Read the label, advises Kelly Ticco, marketing manager for SafeTec of America, which offers products such as antimicrobial hand cleaners and hand wipes. Labels tell which microbes the product has been tested to kill.
"If you are not seeing it on there, call the manufacturer to make sure what you are using to clean the facility is killing what you need it to kill," she said.
Labels also provide important guidance as to mixing rules and contact time – how long a product should be left on a surface before it is wiped or scrubbed away.
Before purchasing a disinfectant, make sure it is registered with the Environmental Protection Agency, Ticco says. The agency has to approve all surface disinfectants, which are considered antimicrobial pesticides.
Joan Holtschlag, a research and development chemist for Caltech Industries Inc. recommends disinfectants over sanitizers for healthcare facilities. The difference? Sanitizers kill 99.9% of offending organisms, while disinfectants eradicate 99.99% of nasty germs.
While that might not seem like a big difference, "it's an order of 10 so it's a lot more," she says.
Some common active ingredients in disinfectants include: quaternary ammonium compounds, O-Phenylphenol and sodium hypochlorite, otherwise known as bleach.
She notes that this good old-fashioned whitening agent may be the best defense against the spore form of dangerous bacteria, such as C. diff. While many products have claims for killing the vegetative form of bacteria, no product yet has an EPA claim for killing the more insidious spore form, she said.
The CDC currently only recommends using bleach to kill the spore form, Holtschlag said.
She offers one note of encouragement in the battle against vicious germs: While microorganisms such as MRSA are resistant to some antibiotics, they are not becoming resistant to disinfectants.
"The cleaning should be done diligently," she said. "If you have a well-educated cleaning staff, I think you can cut down on the outbreaks before they even start."

Facing facts: Healthcare-associated infections (HAIs)
- HAIs infect 2 million people annually in U.S. hospitals.
- HAIs cost between $5 billion to $6 billion annually and result in almost 100,000 deaths in the U.S.
- U.S. hospital Clostridium difficile associated disease discharges doubled from 1996 to 2003.
- In 1974, only 2% of staph infections were MRSA (methicillin-resistant Staphylococcus aureus). By 2003, that figure had soared to 57%, and now is over 60%.
- An estimated 70% of the bacteria that cause infections for 2 million hospitalized Americans each year are resistant to at least one of the drugs most commonly used to treat them.

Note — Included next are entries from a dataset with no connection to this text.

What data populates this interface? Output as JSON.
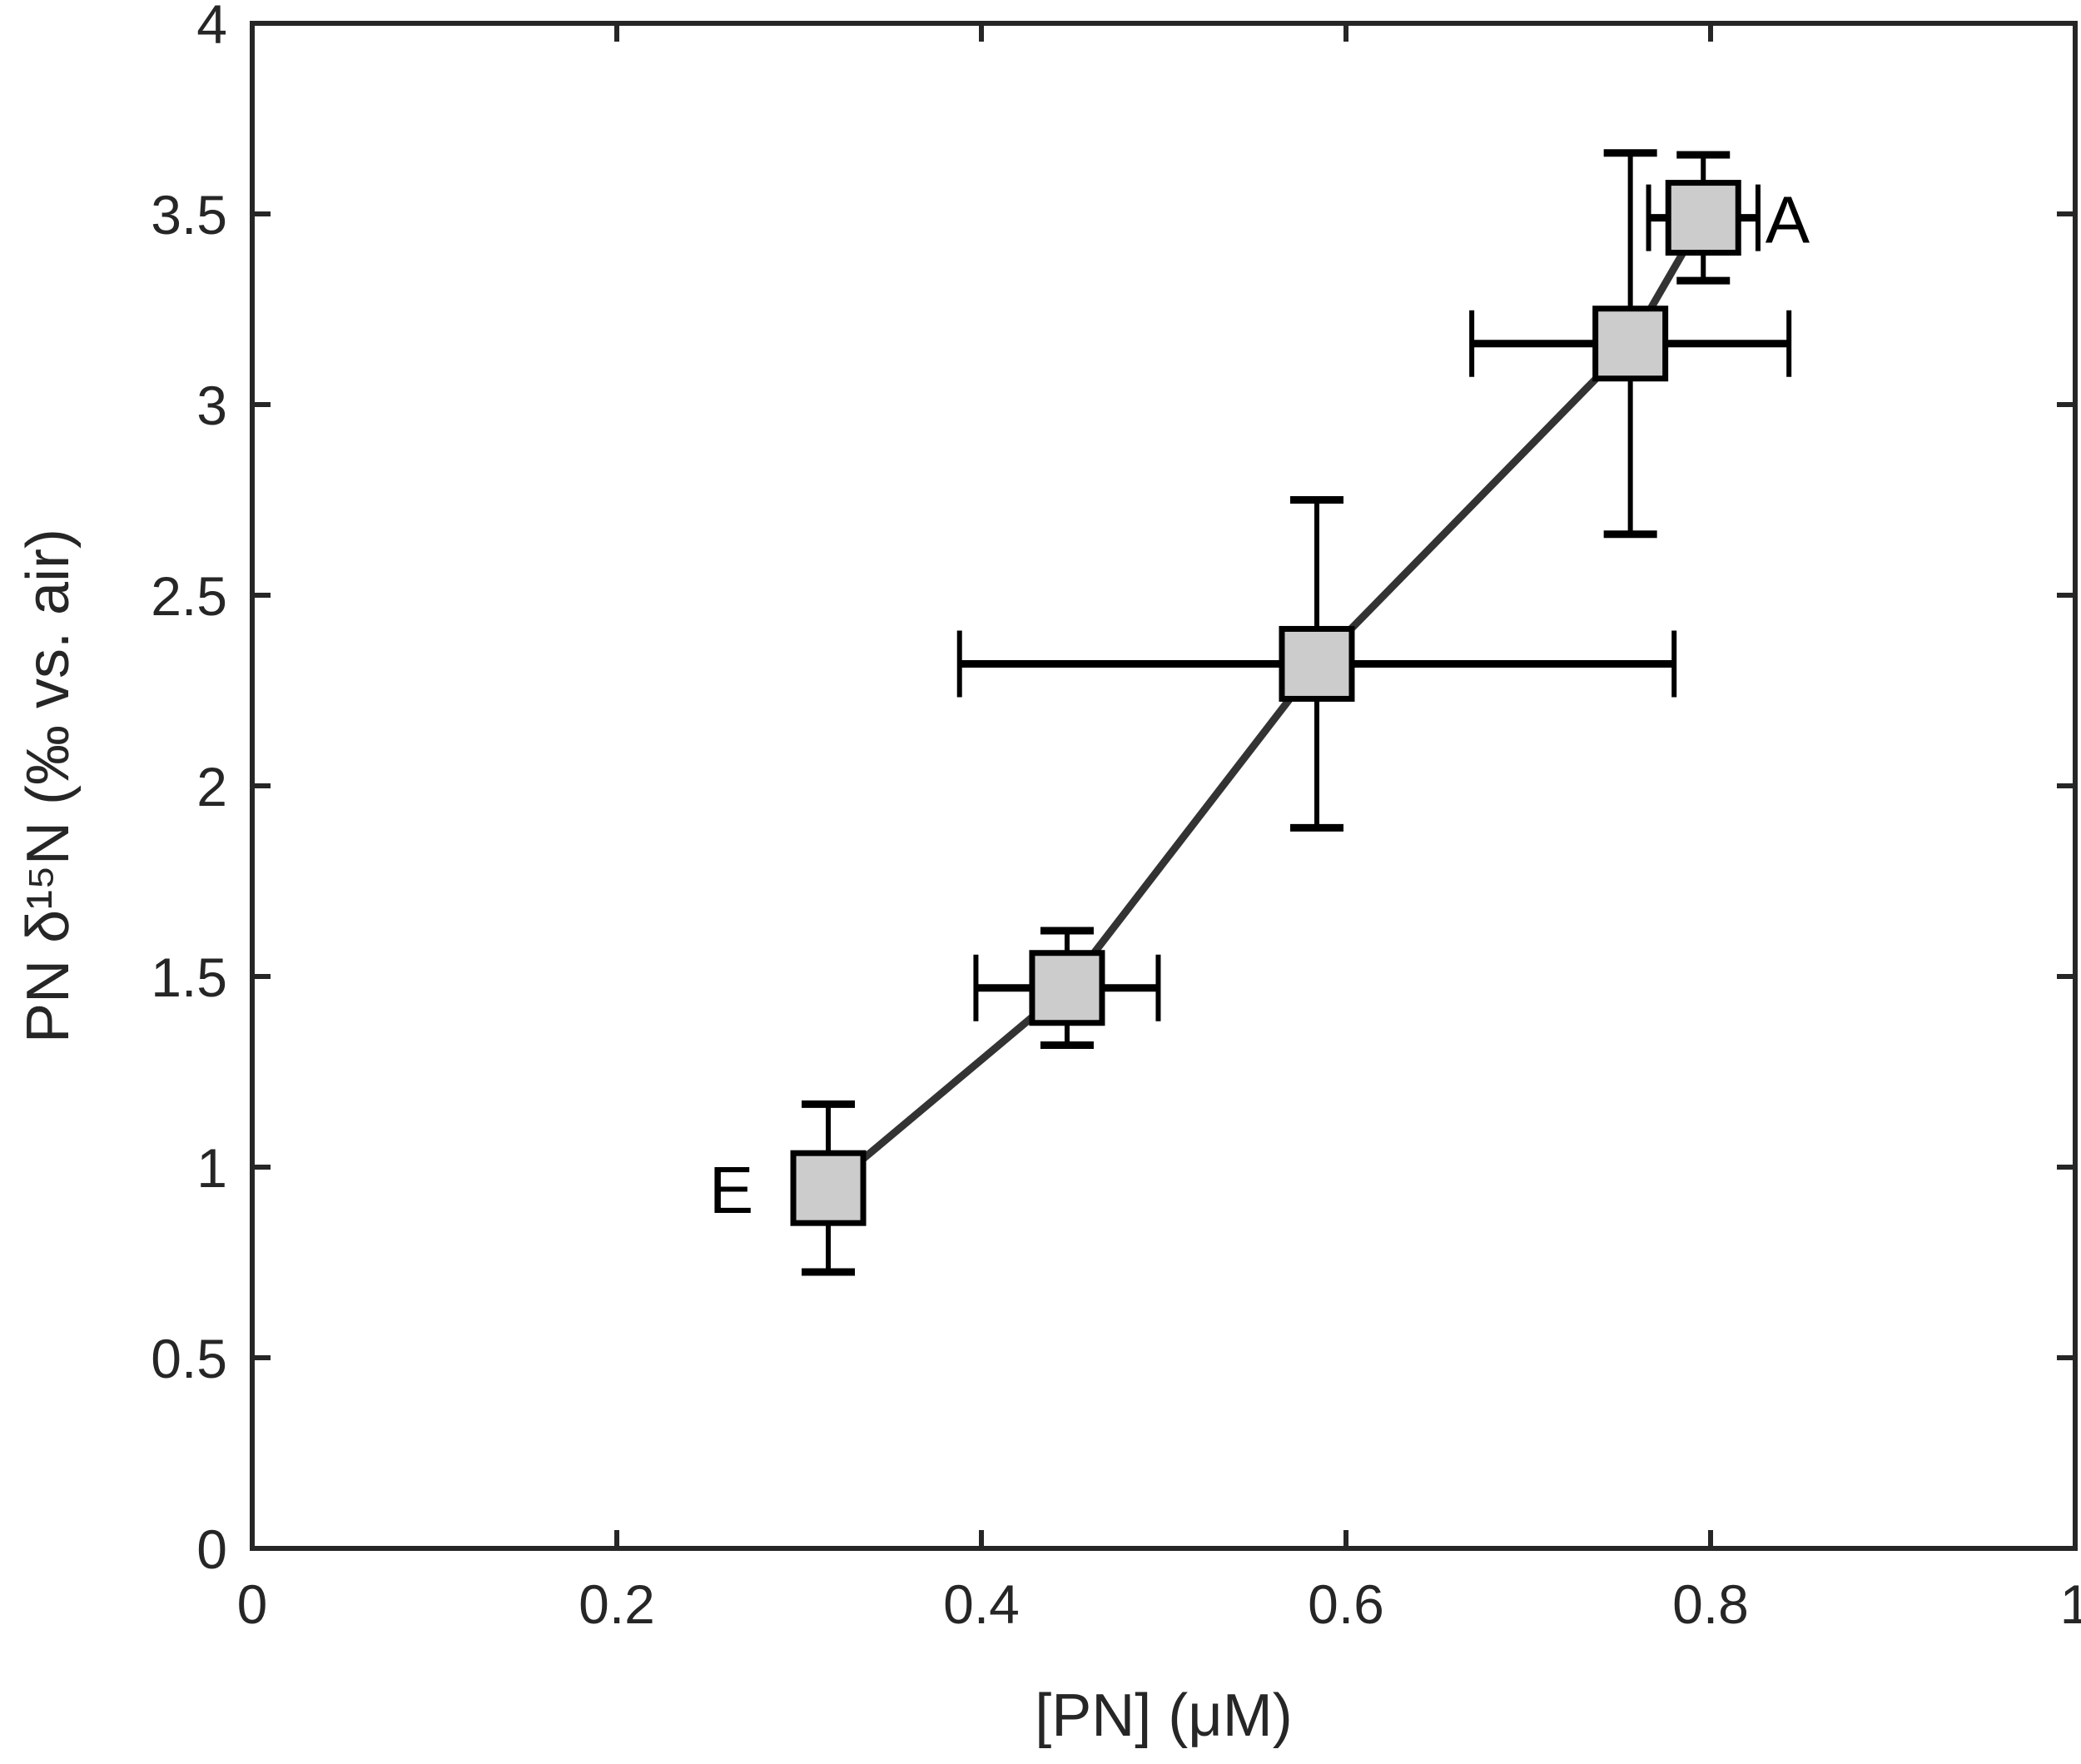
{
  "chart_data": {
    "type": "scatter",
    "title": "",
    "xlabel": "[PN] (μM)",
    "ylabel": "PN δ¹⁵N (‰ vs. air)",
    "xlim": [
      0,
      1
    ],
    "ylim": [
      0,
      4
    ],
    "xticks": [
      0,
      0.2,
      0.4,
      0.6,
      0.8,
      1
    ],
    "xtick_labels": [
      "0",
      "0.2",
      "0.4",
      "0.6",
      "0.8",
      "1"
    ],
    "yticks": [
      0,
      0.5,
      1,
      1.5,
      2,
      2.5,
      3,
      3.5,
      4
    ],
    "ytick_labels": [
      "0",
      "0.5",
      "1",
      "1.5",
      "2",
      "2.5",
      "3",
      "3.5",
      "4"
    ],
    "grid": false,
    "legend": null,
    "series": [
      {
        "name": "PN",
        "marker": "square",
        "line": true,
        "points": [
          {
            "x": 0.316,
            "y": 0.945,
            "xerr": 0.0,
            "yerr": 0.22,
            "label": "E"
          },
          {
            "x": 0.447,
            "y": 1.47,
            "xerr": 0.05,
            "yerr": 0.15,
            "label": ""
          },
          {
            "x": 0.584,
            "y": 2.32,
            "xerr": 0.196,
            "yerr": 0.43,
            "label": ""
          },
          {
            "x": 0.756,
            "y": 3.16,
            "xerr": 0.087,
            "yerr": 0.5,
            "label": ""
          },
          {
            "x": 0.796,
            "y": 3.49,
            "xerr": 0.03,
            "yerr": 0.165,
            "label": "A"
          }
        ]
      }
    ],
    "annotations": [
      {
        "text": "A",
        "x": 0.83,
        "y": 3.49
      },
      {
        "text": "E",
        "x": 0.275,
        "y": 0.945
      }
    ]
  },
  "style": {
    "axis_color": "#262626",
    "line_color": "#333333",
    "marker_face": "#cccccc",
    "marker_edge": "#000000",
    "errorbar_color": "#000000"
  }
}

Sources: Centers for Disease Control and Prevention; Association for Professionals in Infection Control and Epidemiology; Joint Commission on Accreditation of Healthcare Organizations; Managing Infection Control, October 2006

Fighting the flu
Some measures to prevent flu transmission and to control flu outbreaks in long-term care facilities:
1. Surveillance – Use testing to identify outbreaks early.
2. Education – Teach personnel about signs and symptoms of flu and control measures.
3. Influenza testing – Develop a plan for performing rapid flu testing.
4. Respiratory hygiene/ cough etiquette program – Provide tissues or masks to residents and visitors who are coughing or sneezing.
5. Standard precautions – Wear gloves during hand contact with potentially contaminated surfaces.
6. Droplet precautions – Place the resident who has suspected or confirmed influenza in a private room for five days after the onset of the illness.
7. Restrictions for ill visitors – When flu occurs in the surrounding community, notify visitors that adults with respiratory symptoms should not visit for five days.
8. Antiviral Chemoprophylaxis – Administer the medication to residents and healthcare personnel during outbreaks.
9. Other considerations – Allow residents with symptoms of infection to participate in activities – at a three-foot distance from other residents.